The simple logic of the story is described as another question. “How does the act of struggling to do the basic action (A) lead the character to change from W to C?”

While Truby’s equation describes a conflict that forces the character to change, it doesn’t identify what makes a story compelling.

Interestingly compel also means to force to submit, or to overpower. The word compelling seems to imply a force. A character, an event. a circumstance, that asserts its will, subjugating a character. This elicits a response from the character, and leads to conflict.

I think compelling conflict is somewhere in this binary polarisation of these forces.
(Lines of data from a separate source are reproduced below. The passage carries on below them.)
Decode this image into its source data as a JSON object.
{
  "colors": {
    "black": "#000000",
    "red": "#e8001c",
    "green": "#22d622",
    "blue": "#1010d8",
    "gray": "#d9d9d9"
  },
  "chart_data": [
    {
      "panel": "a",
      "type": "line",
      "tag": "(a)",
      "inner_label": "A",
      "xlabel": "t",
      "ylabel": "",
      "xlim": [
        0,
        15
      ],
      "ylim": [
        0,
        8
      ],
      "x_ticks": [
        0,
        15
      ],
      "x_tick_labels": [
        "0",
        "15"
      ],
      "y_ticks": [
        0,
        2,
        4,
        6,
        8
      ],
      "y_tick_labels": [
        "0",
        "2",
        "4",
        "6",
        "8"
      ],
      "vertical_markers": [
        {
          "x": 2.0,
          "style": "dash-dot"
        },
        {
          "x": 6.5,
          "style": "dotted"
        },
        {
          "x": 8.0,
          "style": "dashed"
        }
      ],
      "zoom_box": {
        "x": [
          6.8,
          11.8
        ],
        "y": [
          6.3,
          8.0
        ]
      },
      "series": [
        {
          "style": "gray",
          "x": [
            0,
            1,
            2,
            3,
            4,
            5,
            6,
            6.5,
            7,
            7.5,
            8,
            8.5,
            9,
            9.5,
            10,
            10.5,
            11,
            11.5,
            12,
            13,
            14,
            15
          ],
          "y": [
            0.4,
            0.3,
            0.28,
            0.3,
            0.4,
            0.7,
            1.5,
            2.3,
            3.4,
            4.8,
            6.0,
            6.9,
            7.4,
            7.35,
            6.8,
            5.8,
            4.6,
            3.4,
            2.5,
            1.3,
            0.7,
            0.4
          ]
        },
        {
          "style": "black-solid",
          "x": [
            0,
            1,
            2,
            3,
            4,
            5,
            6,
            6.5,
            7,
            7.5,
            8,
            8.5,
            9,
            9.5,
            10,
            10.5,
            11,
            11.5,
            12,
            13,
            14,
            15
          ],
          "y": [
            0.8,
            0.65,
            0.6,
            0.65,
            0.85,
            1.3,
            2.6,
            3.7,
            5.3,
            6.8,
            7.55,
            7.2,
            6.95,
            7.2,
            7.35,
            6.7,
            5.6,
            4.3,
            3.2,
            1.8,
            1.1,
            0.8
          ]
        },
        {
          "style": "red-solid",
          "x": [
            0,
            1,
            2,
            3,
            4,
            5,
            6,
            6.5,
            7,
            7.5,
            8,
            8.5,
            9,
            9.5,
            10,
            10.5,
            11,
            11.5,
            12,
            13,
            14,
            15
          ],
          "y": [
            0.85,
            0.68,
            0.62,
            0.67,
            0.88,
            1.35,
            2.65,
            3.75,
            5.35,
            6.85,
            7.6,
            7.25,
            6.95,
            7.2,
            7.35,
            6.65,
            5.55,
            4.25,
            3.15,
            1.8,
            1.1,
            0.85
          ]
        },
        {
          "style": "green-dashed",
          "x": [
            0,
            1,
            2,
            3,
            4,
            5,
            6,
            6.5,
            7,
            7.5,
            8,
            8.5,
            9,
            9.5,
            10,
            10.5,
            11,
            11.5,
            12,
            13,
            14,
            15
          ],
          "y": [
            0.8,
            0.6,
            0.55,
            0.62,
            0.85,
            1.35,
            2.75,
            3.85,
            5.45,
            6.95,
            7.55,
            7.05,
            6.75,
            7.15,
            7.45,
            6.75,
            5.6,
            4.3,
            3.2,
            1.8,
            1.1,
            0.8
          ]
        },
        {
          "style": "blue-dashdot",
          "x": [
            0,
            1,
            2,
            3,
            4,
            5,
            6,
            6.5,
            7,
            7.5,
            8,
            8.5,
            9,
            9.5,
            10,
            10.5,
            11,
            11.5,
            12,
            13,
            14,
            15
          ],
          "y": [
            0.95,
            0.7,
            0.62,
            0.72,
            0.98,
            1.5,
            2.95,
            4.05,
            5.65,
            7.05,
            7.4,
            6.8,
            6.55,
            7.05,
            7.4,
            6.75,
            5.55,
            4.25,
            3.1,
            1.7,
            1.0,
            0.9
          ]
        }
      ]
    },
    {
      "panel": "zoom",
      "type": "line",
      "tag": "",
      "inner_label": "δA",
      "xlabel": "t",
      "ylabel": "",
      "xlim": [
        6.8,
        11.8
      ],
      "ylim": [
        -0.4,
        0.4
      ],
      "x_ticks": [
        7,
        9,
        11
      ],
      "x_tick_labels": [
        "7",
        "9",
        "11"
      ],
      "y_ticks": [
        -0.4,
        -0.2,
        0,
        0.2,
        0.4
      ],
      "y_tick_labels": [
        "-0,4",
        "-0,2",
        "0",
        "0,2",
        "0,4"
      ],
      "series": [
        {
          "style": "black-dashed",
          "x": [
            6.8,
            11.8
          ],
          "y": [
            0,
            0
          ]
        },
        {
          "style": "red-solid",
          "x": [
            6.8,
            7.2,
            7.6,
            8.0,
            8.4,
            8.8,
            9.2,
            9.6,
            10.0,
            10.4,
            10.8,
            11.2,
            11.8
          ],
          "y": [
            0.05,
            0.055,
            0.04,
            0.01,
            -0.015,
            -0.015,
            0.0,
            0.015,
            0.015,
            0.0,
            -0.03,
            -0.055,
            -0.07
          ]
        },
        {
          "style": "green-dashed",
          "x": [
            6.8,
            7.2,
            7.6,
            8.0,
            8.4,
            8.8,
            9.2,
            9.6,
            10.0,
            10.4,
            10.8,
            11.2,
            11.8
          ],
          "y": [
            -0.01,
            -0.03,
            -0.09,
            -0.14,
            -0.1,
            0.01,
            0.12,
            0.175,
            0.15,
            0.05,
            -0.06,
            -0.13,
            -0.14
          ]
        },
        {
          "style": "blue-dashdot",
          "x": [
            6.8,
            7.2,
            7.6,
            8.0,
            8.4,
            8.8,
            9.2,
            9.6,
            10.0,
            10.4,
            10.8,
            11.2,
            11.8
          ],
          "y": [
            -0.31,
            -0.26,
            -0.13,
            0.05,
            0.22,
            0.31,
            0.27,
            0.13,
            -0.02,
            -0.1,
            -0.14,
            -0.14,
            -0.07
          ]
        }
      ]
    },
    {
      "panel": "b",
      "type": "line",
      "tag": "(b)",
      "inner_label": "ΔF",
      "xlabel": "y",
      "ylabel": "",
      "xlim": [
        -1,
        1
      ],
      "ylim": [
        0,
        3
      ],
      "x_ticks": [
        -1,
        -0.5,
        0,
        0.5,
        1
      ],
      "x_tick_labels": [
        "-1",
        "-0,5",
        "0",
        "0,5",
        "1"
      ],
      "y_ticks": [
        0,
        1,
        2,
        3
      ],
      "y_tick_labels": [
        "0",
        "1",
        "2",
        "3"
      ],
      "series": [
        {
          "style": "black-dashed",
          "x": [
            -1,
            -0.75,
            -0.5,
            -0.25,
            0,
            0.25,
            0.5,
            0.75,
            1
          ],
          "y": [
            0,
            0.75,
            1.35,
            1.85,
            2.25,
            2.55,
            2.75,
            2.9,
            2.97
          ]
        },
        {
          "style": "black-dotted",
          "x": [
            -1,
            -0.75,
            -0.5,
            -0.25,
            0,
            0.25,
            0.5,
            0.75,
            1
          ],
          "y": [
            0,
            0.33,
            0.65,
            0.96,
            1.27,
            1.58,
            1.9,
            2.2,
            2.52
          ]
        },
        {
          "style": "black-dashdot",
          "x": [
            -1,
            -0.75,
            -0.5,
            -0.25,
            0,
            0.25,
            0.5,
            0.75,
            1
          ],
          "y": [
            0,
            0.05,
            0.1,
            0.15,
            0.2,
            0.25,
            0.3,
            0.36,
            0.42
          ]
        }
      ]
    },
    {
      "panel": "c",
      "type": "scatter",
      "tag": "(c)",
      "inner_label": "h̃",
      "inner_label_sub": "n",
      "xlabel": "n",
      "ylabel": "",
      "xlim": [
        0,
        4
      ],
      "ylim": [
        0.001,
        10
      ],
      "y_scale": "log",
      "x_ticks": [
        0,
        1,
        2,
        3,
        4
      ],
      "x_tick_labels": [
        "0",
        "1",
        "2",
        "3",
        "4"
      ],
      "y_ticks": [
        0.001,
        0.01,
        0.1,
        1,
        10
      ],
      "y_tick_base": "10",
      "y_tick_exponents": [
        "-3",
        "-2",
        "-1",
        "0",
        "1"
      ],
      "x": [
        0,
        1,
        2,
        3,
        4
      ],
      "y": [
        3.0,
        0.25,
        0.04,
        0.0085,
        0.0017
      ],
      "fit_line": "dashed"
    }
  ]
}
One character asserting their will, the other resists.

Perhaps I am being too literal in my understanding of the term conflict, but it seem to me, when you are looking for what’s compelling, you are looking for what is forced upon someone. That one thing that pushes them to the point at which they must take action.

Truby describes it as the character’s weakness. I’d describe it as the character’s breaking point, the point at which they can take no more, and push back.

At this point the stakes are at their highest, and you have a compelling conflict.